第62章

+A -A
  元策遲疑著靠著床柱低下頭去:“……多正式?”


  “就不像以前你坐著,我躺著那樣,要兩個人一起躺著,抱著睡上一整夜。”


  “……”那真是,好生正式。


  姜稚衣將枕子往外推過去一些,給他騰出半邊榻,掀開被衾:“快點,我都困了,別磨蹭了!”


  元策沉默片刻,和衣上了榻。


  姜稚衣一撒被角,被衾鋪開,蓋牢了兩人。她滿意地搭上他肩膀,手摸到他外袍:“你不脫外衣嗎?”


  元策低頭看了眼她身上單薄的寢衣:“我也跟你一樣穿這麼點?”


  “不然不難受嗎?要睡一整夜呢。”


  “不然才難受,要睡一整夜——呢。”


  見姜稚衣還想叨叨什麼,元策把人一把拉過來攬進懷裡,閉上眼:“睡覺。”


  姜稚衣枕著他臂彎側轉過身,抿唇一笑:“終於不用再羨慕寶嘉阿姊他們了。”


  “是嗎?”元策閉著眼輕哼一聲,

“我還挺羨慕的。”


  “你還在羨慕什麼?”姜稚衣抬眼看他。


  元策垂下眼去,透過幽微燭火看見她微張的唇瓣,張了張嘴又閉上。


  姜稚衣眯起眼看他:“你是不是想親——”


  話音未落,又是轟隆一道驚雷,燭火被漏進窗縫的風吹熄,屋裡陡然陷入一片漆黑。


  姜稚衣一個激靈抱緊元策的腰。


  柔軟嚴絲合縫地推擠上來,沒了鬥篷和外衣,比起跋山涉水一路貼在後背的觸感更為洶湧。元策緩緩提起一口氣,偏頭望向窗外,這會兒真有上天算個賬的意思了。


  “我去……”


  “你去……”


  一個低頭,一個抬頭,不知分寸的黑暗裡,唇瓣相擦而過。兩人齊齊住了嘴,驀地閉上了呼吸。


  任窗外風雨飄搖,春雷陣陣,也一動未敢再動。


  漫長的沉默間,不知誰的鼻息噴薄而出,熱意窸窸窣窣,又麻又痒,像春潮帶雨,下進人心裡。


  元策慢慢地,試探著把頭低了下去。


  感覺到唇瓣被輕輕含了含,姜稚衣微微一顫,攥緊了他腰間的革帶,人卻沒往後退。


  像是拿到了她的通關文牒,那條湿熱的遊魚又像上次一樣滑了進來。


  元策低著頭一點點掃過她唇齒,一寸寸細細探索過去。


  姜稚衣攥著他革帶的手打著顫,緊張得頭暈目眩,整個人熱烘烘的,像泡進一汪浴池裡,力氣被慢慢抽空,手腳也綿軟下去。

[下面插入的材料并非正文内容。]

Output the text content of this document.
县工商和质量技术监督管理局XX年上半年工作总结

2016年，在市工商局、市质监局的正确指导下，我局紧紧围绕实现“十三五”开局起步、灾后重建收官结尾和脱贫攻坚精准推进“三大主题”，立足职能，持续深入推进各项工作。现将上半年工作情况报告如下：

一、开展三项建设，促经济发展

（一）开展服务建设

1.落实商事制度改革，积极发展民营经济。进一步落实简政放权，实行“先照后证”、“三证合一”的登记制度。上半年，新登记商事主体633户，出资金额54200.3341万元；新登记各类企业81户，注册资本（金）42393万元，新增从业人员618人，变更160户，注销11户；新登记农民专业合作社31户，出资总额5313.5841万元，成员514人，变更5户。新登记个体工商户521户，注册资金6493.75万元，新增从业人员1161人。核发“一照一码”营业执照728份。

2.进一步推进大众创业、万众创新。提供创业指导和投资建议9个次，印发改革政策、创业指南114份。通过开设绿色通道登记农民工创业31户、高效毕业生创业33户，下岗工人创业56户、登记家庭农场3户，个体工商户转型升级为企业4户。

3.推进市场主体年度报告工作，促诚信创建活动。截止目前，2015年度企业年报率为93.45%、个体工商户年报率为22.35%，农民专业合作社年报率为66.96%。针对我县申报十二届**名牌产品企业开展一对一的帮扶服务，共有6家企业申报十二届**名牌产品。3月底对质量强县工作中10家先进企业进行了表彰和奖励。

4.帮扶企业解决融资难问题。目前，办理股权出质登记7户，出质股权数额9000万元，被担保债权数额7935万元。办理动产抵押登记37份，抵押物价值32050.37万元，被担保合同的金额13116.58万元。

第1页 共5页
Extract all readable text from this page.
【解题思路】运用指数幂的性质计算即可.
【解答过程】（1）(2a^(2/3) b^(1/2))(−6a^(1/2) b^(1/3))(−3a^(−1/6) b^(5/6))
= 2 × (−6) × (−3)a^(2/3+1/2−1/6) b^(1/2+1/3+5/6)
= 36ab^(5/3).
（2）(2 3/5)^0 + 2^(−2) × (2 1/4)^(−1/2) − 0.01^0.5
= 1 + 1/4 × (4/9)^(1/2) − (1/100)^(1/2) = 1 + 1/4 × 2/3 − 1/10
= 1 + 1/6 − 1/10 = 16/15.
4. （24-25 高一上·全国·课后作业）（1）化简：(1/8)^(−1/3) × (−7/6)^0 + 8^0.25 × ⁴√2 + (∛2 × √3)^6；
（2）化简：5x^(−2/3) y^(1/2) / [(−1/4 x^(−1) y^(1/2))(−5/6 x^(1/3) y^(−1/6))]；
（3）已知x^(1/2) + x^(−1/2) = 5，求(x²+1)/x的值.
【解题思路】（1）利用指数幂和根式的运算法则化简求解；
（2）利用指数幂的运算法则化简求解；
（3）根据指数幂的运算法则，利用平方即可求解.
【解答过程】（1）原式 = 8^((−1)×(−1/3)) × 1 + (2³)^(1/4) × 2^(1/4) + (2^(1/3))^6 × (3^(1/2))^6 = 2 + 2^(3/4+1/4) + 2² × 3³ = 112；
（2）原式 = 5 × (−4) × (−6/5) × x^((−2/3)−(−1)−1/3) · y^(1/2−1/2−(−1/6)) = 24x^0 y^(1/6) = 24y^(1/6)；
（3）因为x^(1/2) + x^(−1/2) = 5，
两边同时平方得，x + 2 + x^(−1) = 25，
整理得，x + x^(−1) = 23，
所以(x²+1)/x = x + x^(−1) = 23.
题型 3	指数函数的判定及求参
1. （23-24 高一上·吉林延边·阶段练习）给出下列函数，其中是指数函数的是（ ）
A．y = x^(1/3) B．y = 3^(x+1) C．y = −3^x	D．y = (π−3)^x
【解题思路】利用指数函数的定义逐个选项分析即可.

  察覺到她身體脫力般往下滑去,元策動作一頓,稍稍松開了她一些。


  “……嗯?”姜稚衣迷茫地仰起頭來。


  極佳的目力讓他在昏暗裡也能看清她臉頰的潮紅和眼底的迷怔,元策啞著聲問:“這次怎麼不怕了?”


  姜稚衣眼神閃爍了下,小聲道:“上次不知道,這次知道了……”


  “知道了,也不覺得髒?”


  髒?姜稚衣在心底重復著這個字,腦海裡忽閃過他背著她行走在滂沱大雨裡,

一身泥濘的畫面,可是那個時候,她一點也不覺得他髒。


  “我覺得阿策哥哥是全天下最幹淨的人。”


  元策目光微微一動,默了默,撈起她的腰,把滑下去的人往上一提,又吻了下去。


  唇被撞得一麻,姜稚衣震顫著,仰起頭閉緊了眼睛。


  溽熱蔓延,像春雨一潮又一潮降下,兩道喘息聲在黑暗裡起伏著彼此呼應。


  姜稚衣羞恥得腳趾蜷縮,人像成了一朵炸開的煙花,直到與他分開,仍舊閉著眼不敢看他。


  良久過去,姜稚衣平復下呼吸,動了動麻了的腿:“你不脫外衣,把腰帶摘了吧……”


  元策低下頭去:“你不是抓得挺開心?”


  “不是,你腰帶上掛著什麼,硌著我了……”


  元策目光一閃,遲疑著掀開一角被衾,低頭看了眼腰間並未懸掛任何飾物的革帶。


  在姜稚衣的手從他腰後摸索向前,想給他指認問題所在之前——


  元策一個側身避讓,

翻身下榻。


  姜稚衣突然失去依靠,跌在榻上,懵懵地抬起頭來,依稀辨認出他站立的方向:“你做什麼?”


  元策轉身朝浴房走去:“去摘腰帶。”


  一夜雨下過,翌日晌午,兩人與耽擱在野外的玄策軍會合後,繼續朝西北方向行進而去。


  天日漸轉暖,然而越靠近西北,氣候越冷,這暖意始終追不上隊伍的腳步。姜稚衣從二月頭走到二月末,一出馬車,卻仿佛仍身在長安的正月裡,這才明白為何之前收拾行李的時候,元策讓她不必帶春衣。


  二月末,隊伍終於進了河西地帶,沿途山脈與林草越來越多,隻是河西的春天還未到,滿目看去還是一片毫無生機的蕭瑟枯黃。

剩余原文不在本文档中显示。